Some of the world's biggest banks in commodity trade financing are creating a registry here to mitigate the risk of fraud and boost transparency, after losing billions of dollars owing to a spate of defaults.
Banks have reduced their commodities business this year to cut risk following collapses, including that of Singapore's Hin Leong Trading, which shocked lenders after instances of financial trouble were laid bare by the coronavirus crisis.
DBS Bank and Standard Chartered said yesterday that they are leading a group of 12 other banks here to create a secure central database to access records of trade transactions financed across lenders in Singapore.
"This mitigates against duplicate financing from different bank lenders for the same trade inventory, leading to greater trust and confidence among banks and traders alike," said DBS and StanChart.
They noted that banks are now able to conduct validations only within a single customer entity, or across their individual banking network, with no view of what other banks have financed or undertaken payment obligation against.

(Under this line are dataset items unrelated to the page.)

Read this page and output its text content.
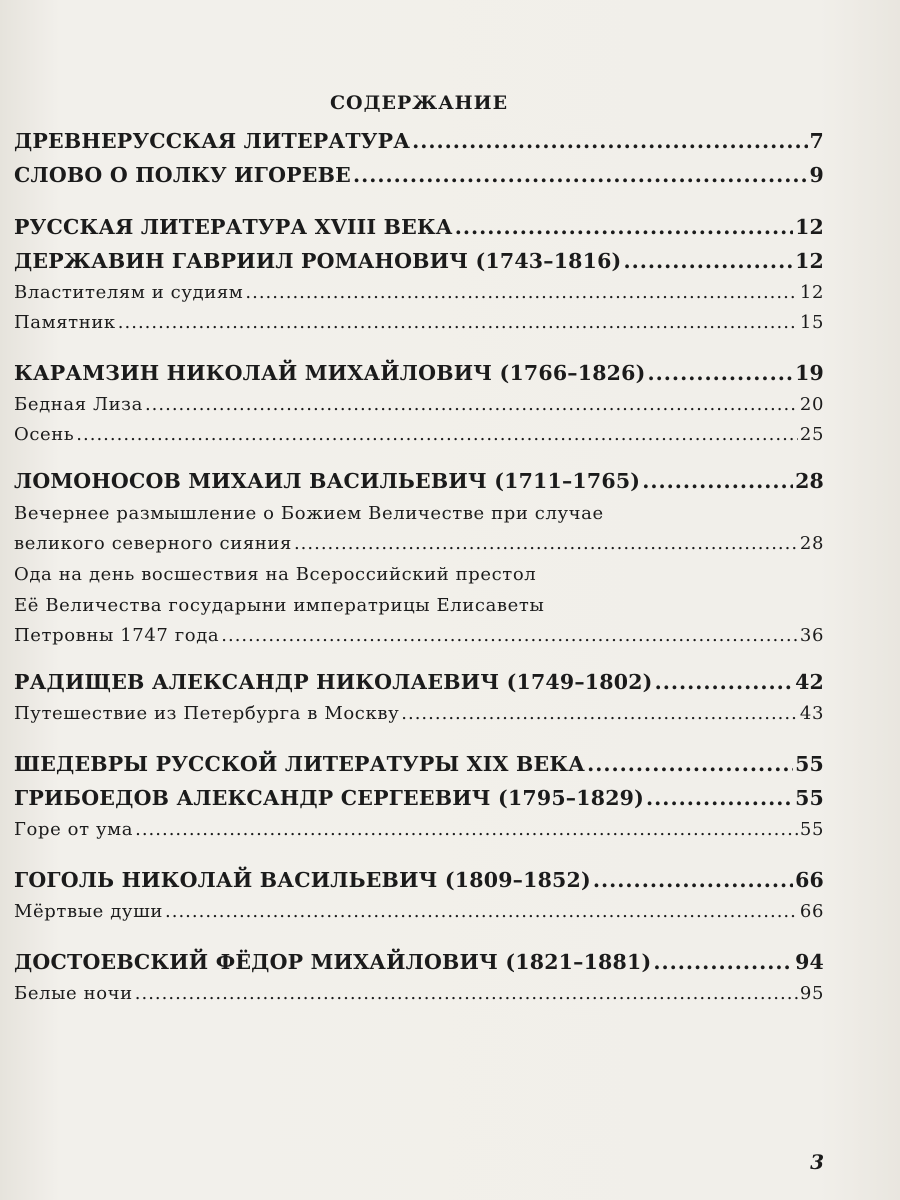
СОДЕРЖАНИЕ
ДРЕВНЕРУССКАЯ ЛИТЕРАТУРА .....	7
СЛОВО О ПОЛКУ ИГОРЕВЕ .....	9
РУССКАЯ ЛИТЕРАТУРА XVIII ВЕКА .....	12
ДЕРЖАВИН ГАВРИИЛ РОМАНОВИЧ (1743–1816) .....	12
Властителям и судиям .....	12
Памятник .....	15
КАРАМЗИН НИКОЛАЙ МИХАЙЛОВИЧ (1766–1826) .....	19
Бедная Лиза .....	20
Осень .....	25
ЛОМОНОСОВ МИХАИЛ ВАСИЛЬЕВИЧ (1711–1765) .....	28
Вечернее размышление о Божием Величестве при случае
великого северного сияния .....	28
Ода на день восшествия на Всероссийский престол
Её Величества государыни императрицы Елисаветы
Петровны 1747 года .....	36
РАДИЩЕВ АЛЕКСАНДР НИКОЛАЕВИЧ (1749–1802) .....	42
Путешествие из Петербурга в Москву .....	43
ШЕДЕВРЫ РУССКОЙ ЛИТЕРАТУРЫ XIX ВЕКА .....	55
ГРИБОЕДОВ АЛЕКСАНДР СЕРГЕЕВИЧ (1795–1829) .....	55
Горе от ума .....	55
ГОГОЛЬ НИКОЛАЙ ВАСИЛЬЕВИЧ (1809–1852) .....	66
Мёртвые души .....	66
ДОСТОЕВСКИЙ ФЁДОР МИХАЙЛОВИЧ (1821–1881) .....	94
Белые ночи .....	95
3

"This information asymmetry is a key gap that can only be addressed with a trade finance registry that facilitates collaboration across industry players and government agencies," they added.
Ms Ho Hern Shin, an assistant managing director at the Monetary Authority of Singapore, added: "A registry strengthens trade financing banks' ability to avoid duplicate financing, and facilitates more sustained credit flow."
Reuters reported in July that banks are teaming up to strengthen lending practices and improve transparency in the sector.
Number of banks creating a trade finance registry in Singapore.
Mr Sriram Muthukrishnan, DBS' global head of trade product management, said: "The registry marks an important step towards fostering greater transparency through collaboration and strengthening lending practices in Singapore's banking sector, while ensuring a secure operating environment for the industry as we progress towards an increasingly digital trade future."
The other participating banks are ABN Amro, ANZ, CIMB, Deutsche Bank, ICICI, Lloyds, Maybank, Natixis, OCBC Bank, Rabobank, SMBC and United Overseas Bank.